Reduce disk usage for mixtral tests
This PR modifies the parameter conversion mixtral tests to go through gcsfuse instead of disk for lower VM disk usage
Also just a high-level question - @rdyro did you notice any slowdown using gcsfuse compared to a local copy of the weights?
Also just a high-level question - @rdyro did you notice any slowdown using gcsfuse compared to a local copy of the weights?
I did not check quantitatively, but qualitatively, there wasn't much of a difference. The loading of the existing checkpoint to be converted takes less than 10% of the total run, even after moving to gcsfuse.
If it's important we measure this (e.g., for elsewhere), let me know
Also just a high-level question - @rdyro did you notice any slowdown using gcsfuse compared to a local copy of the weights?
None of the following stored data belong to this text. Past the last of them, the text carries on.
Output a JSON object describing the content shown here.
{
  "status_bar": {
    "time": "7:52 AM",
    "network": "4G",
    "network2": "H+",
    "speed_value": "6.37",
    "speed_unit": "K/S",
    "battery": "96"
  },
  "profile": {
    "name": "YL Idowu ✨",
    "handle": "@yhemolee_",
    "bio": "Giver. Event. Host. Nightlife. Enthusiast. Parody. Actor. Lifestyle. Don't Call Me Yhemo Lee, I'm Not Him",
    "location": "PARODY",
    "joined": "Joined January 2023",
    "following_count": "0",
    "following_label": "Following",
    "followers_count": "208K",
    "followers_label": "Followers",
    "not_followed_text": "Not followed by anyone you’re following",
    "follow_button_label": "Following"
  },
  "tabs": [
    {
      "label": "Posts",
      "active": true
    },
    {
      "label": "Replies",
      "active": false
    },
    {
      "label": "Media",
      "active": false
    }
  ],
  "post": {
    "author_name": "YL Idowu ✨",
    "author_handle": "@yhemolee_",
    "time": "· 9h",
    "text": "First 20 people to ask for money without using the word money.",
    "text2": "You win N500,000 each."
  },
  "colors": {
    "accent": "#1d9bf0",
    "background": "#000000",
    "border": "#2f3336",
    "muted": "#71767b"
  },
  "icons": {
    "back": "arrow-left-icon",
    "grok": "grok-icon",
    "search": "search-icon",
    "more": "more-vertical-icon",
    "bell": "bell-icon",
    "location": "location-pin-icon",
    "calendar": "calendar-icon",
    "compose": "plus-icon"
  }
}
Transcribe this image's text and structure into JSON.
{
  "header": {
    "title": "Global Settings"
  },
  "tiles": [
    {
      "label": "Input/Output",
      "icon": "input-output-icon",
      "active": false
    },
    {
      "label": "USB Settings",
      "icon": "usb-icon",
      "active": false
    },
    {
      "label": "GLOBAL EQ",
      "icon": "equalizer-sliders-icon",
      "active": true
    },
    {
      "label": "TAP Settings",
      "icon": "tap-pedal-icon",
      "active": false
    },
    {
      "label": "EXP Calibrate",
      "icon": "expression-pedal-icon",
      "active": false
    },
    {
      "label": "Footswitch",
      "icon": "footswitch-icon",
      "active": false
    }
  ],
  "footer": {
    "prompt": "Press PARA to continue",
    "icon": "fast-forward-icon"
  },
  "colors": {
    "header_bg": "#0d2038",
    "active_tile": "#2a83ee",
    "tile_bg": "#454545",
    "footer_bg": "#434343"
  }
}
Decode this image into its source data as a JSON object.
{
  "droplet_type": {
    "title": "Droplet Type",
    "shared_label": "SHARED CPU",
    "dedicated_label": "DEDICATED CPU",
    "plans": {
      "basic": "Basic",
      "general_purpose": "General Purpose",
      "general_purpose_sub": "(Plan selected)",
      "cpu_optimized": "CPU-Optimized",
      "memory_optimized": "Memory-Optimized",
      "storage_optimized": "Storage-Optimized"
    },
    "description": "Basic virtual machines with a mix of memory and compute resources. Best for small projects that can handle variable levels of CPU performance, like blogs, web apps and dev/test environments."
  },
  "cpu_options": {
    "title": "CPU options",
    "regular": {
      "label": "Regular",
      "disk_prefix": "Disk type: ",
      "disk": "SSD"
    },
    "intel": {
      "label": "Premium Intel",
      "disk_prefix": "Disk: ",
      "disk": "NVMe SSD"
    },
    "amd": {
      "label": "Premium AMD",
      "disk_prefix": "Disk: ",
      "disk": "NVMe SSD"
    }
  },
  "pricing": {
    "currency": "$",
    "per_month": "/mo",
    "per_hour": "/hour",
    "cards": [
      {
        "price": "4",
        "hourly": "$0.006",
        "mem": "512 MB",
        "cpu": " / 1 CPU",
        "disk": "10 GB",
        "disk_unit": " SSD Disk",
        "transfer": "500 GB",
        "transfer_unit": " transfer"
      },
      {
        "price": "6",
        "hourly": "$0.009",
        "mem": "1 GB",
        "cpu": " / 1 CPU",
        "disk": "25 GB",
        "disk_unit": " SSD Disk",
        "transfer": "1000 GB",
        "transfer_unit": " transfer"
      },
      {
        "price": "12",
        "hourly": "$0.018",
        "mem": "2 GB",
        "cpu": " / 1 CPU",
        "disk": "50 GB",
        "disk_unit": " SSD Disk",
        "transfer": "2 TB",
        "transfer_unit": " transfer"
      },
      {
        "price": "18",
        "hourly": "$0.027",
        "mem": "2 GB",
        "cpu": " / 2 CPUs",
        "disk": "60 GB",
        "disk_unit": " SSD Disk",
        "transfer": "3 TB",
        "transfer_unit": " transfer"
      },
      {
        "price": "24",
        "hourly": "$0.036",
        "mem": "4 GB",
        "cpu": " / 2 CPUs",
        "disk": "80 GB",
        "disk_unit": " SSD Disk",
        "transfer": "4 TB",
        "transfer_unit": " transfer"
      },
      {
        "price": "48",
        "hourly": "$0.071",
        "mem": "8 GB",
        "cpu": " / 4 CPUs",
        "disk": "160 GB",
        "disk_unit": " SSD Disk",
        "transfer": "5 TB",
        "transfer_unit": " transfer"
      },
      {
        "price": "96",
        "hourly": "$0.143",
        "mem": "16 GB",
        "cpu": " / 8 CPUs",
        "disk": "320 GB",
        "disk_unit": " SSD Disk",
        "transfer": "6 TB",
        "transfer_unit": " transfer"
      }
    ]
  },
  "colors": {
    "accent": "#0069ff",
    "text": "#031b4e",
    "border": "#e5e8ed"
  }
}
I did not check quantitatively, but qualitatively, there wasn't much of a difference. The loading of the existing checkpoint to be converted takes less than 10% of the total run, even after moving to gcsfuse.
If it's important we measure this (e.g., for elsewhere), let me know
Correction: the new strategy via gcsfuse is equivalent to single-threaded download which on a high-end VM caps at around 80-100 MB/s on average, implying 45 min - 60 min download for a 280 GB checkpoint (8x22b)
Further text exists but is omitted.